Troubleshoot packet loss



  • Hi All,
    Maybe someone has an idea here.
    I'm having packet loss while trying to send 200K pps udp packets.
    Testing using iperf -u -c (IP) -i1 -l 64 -b 100M -t 10 Im having around 1% to 30% packets loss.

    The packets that are lost even not showing in tcpdump in the pfsense input interface.

    I have another Pfsense that has net.isr.direct=1 and net.isr.direct_force=1  (IT HAS NO LOSS AT ALL).

    Both setups are the same Dell R-610 with Quad IGB card, lan and wan are LACP lagg and both are clusters.

    Tried to disable LAGG no change.
    If net.isr.direct to 0 and net.isr.direct_force are 0 as well it changes a lot.
    using netstat -in shows no Ierrors.
    While it set to 1 there are Ierrors.

    Also i can see drops on net.inet.ip.intr_queue_drops.

    So I think that with net.isr set to 0 its better but the net.isr is set to 1 thread and I'm unable to change net.isr.numthreads or maxthreads.

    Any ideas are welcome.

    Thanks
    David,



  • @David:

    So I think that with net.isr set to 0 its better but the net.isr is set to 1 thread and I'm unable to change net.isr.numthreads or maxthreads.

    Perhaps net.isr.numthreads and net.isr.maxthreads can be changed only at boot time. (There are a number of such sysctls.)

    @David:

    The packets that are lost even not showing in tcpdump in the pfsense input interface.

    Perhaps they are dropped before they make it to the output queue of the sending device. Or they could be discarded because the input receive rings fill up and consequently the receive FIFO fills up.
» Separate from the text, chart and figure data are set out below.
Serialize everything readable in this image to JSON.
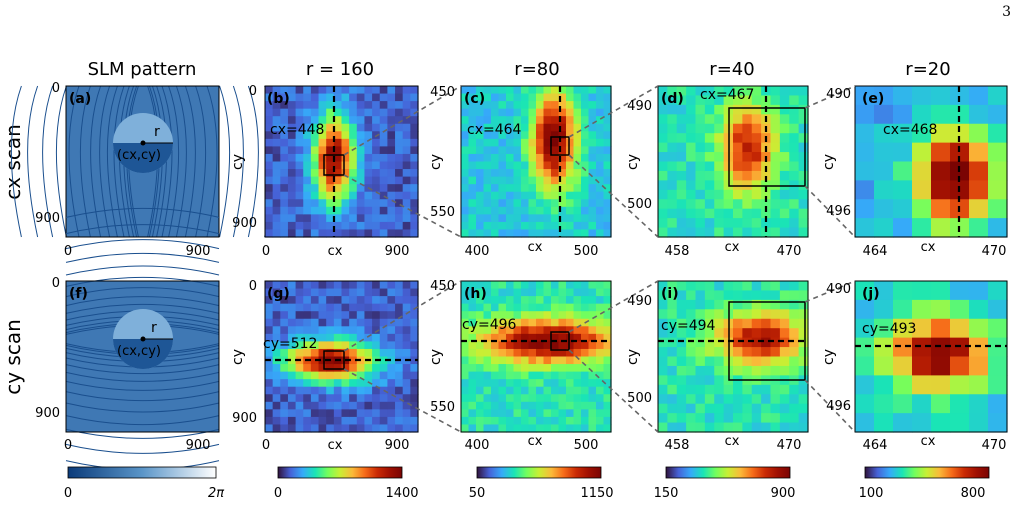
{
  "page_number": "3",
  "column_titles": [
    "SLM pattern",
    "r = 160",
    "r=80",
    "r=40",
    "r=20"
  ],
  "row_titles": [
    "cx scan",
    "cy scan"
  ],
  "panel_letters": [
    "(a)",
    "(b)",
    "(c)",
    "(d)",
    "(e)",
    "(f)",
    "(g)",
    "(h)",
    "(i)",
    "(j)"
  ],
  "slm_labels": {
    "r": "r",
    "center": "(cx,cy)"
  },
  "annotations": {
    "b": "cx=448",
    "c": "cx=464",
    "d": "cx=467",
    "e": "cx=468",
    "g": "cy=512",
    "h": "cy=496",
    "i": "cy=494",
    "j": "cy=493"
  },
  "axes": {
    "slm": {
      "xticks": [
        "0",
        "900"
      ],
      "yticks": [
        "0",
        "900"
      ]
    },
    "r160": {
      "xlabel": "cx",
      "ylabel": "cy",
      "xticks": [
        "0",
        "900"
      ],
      "yticks": [
        "0",
        "900"
      ]
    },
    "r80": {
      "xlabel": "cx",
      "ylabel": "cy",
      "xticks": [
        "400",
        "500"
      ],
      "yticks": [
        "450",
        "550"
      ]
    },
    "r40": {
      "xlabel": "cx",
      "ylabel": "cy",
      "xticks": [
        "458",
        "470"
      ],
      "yticks": [
        "490",
        "500"
      ]
    },
    "r20": {
      "xlabel": "cx",
      "ylabel": "cy",
      "xticks": [
        "464",
        "470"
      ],
      "yticks": [
        "490",
        "496"
      ]
    }
  },
  "colorbars": [
    {
      "min": "0",
      "max": "2π",
      "cmap": "blues"
    },
    {
      "min": "0",
      "max": "1400",
      "cmap": "turbo"
    },
    {
      "min": "50",
      "max": "1150",
      "cmap": "turbo"
    },
    {
      "min": "150",
      "max": "900",
      "cmap": "turbo"
    },
    {
      "min": "100",
      "max": "800",
      "cmap": "turbo"
    }
  ],
  "chart_data": [
    {
      "panel": "b",
      "type": "heatmap",
      "scan": "cx",
      "r": 160,
      "x_range": [
        0,
        1024
      ],
      "y_range": [
        0,
        1024
      ],
      "marked_cx": 448,
      "vmin": 0,
      "vmax": 1400
    },
    {
      "panel": "c",
      "type": "heatmap",
      "scan": "cx",
      "r": 80,
      "x_range": [
        380,
        510
      ],
      "y_range": [
        440,
        570
      ],
      "marked_cx": 464,
      "vmin": 50,
      "vmax": 1150
    },
    {
      "panel": "d",
      "type": "heatmap",
      "scan": "cx",
      "r": 40,
      "x_range": [
        456,
        472
      ],
      "y_range": [
        488,
        504
      ],
      "marked_cx": 467,
      "vmin": 150,
      "vmax": 900
    },
    {
      "panel": "e",
      "type": "heatmap",
      "scan": "cx",
      "r": 20,
      "x_range": [
        463,
        471
      ],
      "y_range": [
        489.5,
        497.5
      ],
      "marked_cx": 468,
      "vmin": 100,
      "vmax": 800
    },
    {
      "panel": "g",
      "type": "heatmap",
      "scan": "cy",
      "r": 160,
      "x_range": [
        0,
        1024
      ],
      "y_range": [
        0,
        1024
      ],
      "marked_cy": 512,
      "vmin": 0,
      "vmax": 1400
    },
    {
      "panel": "h",
      "type": "heatmap",
      "scan": "cy",
      "r": 80,
      "x_range": [
        380,
        510
      ],
      "y_range": [
        440,
        570
      ],
      "marked_cy": 496,
      "vmin": 50,
      "vmax": 1150
    },
    {
      "panel": "i",
      "type": "heatmap",
      "scan": "cy",
      "r": 40,
      "x_range": [
        456,
        472
      ],
      "y_range": [
        488,
        504
      ],
      "marked_cy": 494,
      "vmin": 150,
      "vmax": 900
    },
    {
      "panel": "j",
      "type": "heatmap",
      "scan": "cy",
      "r": 20,
      "x_range": [
        463,
        471
      ],
      "y_range": [
        489.5,
        497.5
      ],
      "marked_cy": 493,
      "vmin": 100,
      "vmax": 800
    }
  ]
}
There should be counters for both cases.



  • Thanks wallabybob,
    I have added the net.isr via /boot/loader.conf.local. it did not changed it.

    I remembered that the non loosing packets pfsense was installed on the same day but the other firewall is an upgrade.

    The Kernel version is 8.1-RELEASE-P4#0 on the working one. the packet loosing is 8.1-RELEASE-P4#1 both build on Sat Jul 16.

    Im installing from scratch and update shortly.

    Thanks
    David,



  • It didn't make any change.. so its not the install.



  • I did a bit of research and it looks as if net.isr.numthreads reports the number of threads in use (and hence is read only) and net.isr.maxthreads can be set at boot time and is limited to the number of CPUs.



  • Thanks wallabybob,
    I'm trying it now….



  • No it didn't work..



  • I have added Net.inet.ip.fastforwarding=1
    Now while sending 250kpps only 3% I loss.
    Still don't know why the other machine can handle 350k+ pps.

    Do you think I should try Amd64? Will it change something.



  • If they are identical you can comapre their sysctl -a outputs and see the differences there.
    It is a start to tell you what really differs between them.

    Maybe different hw?



  • Thanks Ermal.
    I didnt found something special I changed it according the working one.
    One difrrence in the hardware is disk controller.
    Beside that I dont see any change.

    I will try the bce nic.

    Thnaks.



  • Well if you have shared IRQs with the disk controller that might give you issues.
    One last thing to try is if increasing kern.hz to about 4000 value helps.

    Also you need to check how many queues are configured on the igb cards as well.


Locked